Scott serves as the chairman of the Enterprise Florida Board of Directors. Scott spokeswoman Jackie Schutz said Hart's resignation took the governor by surprise.
“It is odd that Chris Hart never shared any differences of opinion or vision with the governor until we first read that he had them in his resignation letter," Schutz wrote in an email. "The future of (Enterprise Florida) and its role in creating more jobs in Florida as we compete with other states is more important than one person’s sudden change of opinion or position, no matter how surprising.”
Scott chose Hart after a selection committee picked two other candidates from roughly 100 applicants.
Scott uses Enterprise Florida to carry out his signature mission of bringing jobs to the state. Hart’s departure just one day before the start of this year’s legislative session is a blow to the governor's fight for state incentives.
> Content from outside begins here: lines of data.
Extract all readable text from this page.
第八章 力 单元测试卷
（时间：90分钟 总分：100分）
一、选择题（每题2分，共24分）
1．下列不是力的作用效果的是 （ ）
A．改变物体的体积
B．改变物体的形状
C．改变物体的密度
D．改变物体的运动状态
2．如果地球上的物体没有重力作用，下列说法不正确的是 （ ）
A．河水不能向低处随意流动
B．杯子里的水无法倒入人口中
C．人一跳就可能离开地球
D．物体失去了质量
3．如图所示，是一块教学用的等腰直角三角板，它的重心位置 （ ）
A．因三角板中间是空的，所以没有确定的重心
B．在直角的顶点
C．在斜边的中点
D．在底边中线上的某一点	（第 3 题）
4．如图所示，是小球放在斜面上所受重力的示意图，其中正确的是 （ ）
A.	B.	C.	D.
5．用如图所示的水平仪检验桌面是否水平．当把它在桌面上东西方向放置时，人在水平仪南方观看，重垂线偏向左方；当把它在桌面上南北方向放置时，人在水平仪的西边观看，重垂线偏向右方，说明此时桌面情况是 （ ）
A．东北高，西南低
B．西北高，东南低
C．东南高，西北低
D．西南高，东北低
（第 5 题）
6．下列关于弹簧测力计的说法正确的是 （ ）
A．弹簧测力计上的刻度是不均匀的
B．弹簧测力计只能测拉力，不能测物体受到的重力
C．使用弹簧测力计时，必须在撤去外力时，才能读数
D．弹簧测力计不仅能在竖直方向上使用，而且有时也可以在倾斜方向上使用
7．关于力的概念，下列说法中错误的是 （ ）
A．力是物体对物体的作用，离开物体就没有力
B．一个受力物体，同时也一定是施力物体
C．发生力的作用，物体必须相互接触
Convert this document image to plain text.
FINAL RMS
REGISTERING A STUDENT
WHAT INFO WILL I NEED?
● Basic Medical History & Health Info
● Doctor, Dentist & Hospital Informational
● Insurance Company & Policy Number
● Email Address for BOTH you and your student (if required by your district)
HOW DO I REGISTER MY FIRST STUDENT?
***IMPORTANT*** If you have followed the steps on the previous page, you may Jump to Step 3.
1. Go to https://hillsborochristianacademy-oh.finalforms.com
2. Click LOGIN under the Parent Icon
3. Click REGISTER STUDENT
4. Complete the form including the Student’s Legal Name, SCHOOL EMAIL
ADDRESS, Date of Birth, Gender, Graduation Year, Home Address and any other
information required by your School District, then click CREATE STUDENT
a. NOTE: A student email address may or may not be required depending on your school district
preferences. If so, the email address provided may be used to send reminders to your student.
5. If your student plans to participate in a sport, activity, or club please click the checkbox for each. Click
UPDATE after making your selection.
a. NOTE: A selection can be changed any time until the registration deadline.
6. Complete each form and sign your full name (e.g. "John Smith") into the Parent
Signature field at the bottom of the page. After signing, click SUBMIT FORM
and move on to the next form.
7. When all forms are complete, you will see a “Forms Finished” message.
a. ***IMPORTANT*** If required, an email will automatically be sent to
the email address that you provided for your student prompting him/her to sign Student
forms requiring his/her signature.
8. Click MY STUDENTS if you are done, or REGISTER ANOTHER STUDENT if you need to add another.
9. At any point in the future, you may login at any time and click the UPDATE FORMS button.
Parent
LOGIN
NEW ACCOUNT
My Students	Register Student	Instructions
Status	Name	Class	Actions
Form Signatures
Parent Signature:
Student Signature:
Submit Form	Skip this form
House Speaker Richard Corcoran, R-Land O’ Lakes, is leading his chamber in a plan to sever all public dollars from Enterprise Florida and 21 other programs that give tax and cash incentives to corporations.
Corcoran’s opposition to Enterprise Florida is philosophical, arguing incentive programs used by Enterprise Florida offer an unfair advantage to some companies. He said he would rather see the state’s economy grow from tax cuts.
Hart accepted the job Nov. 30 at an Enterprise Florida board meeting, where he spoke of the agency’s employees viewing themselves as stewards of the public dollar. Hart’s salary would have been $175,000 to $200,000 a year, far less than the $265,000 a year he collected as the former chief of Florida CareerSource.
Hart replaced Bill Johnson, who resigned at Scott's request after the Legislature rejected the governor's priority request of $250 million for cash incentives meant to lure companies to the state. Johnson was thrown into controversy after reports of overspending and his creation of top-level positions for employees who worked for him at his previous job as director of PortMiami.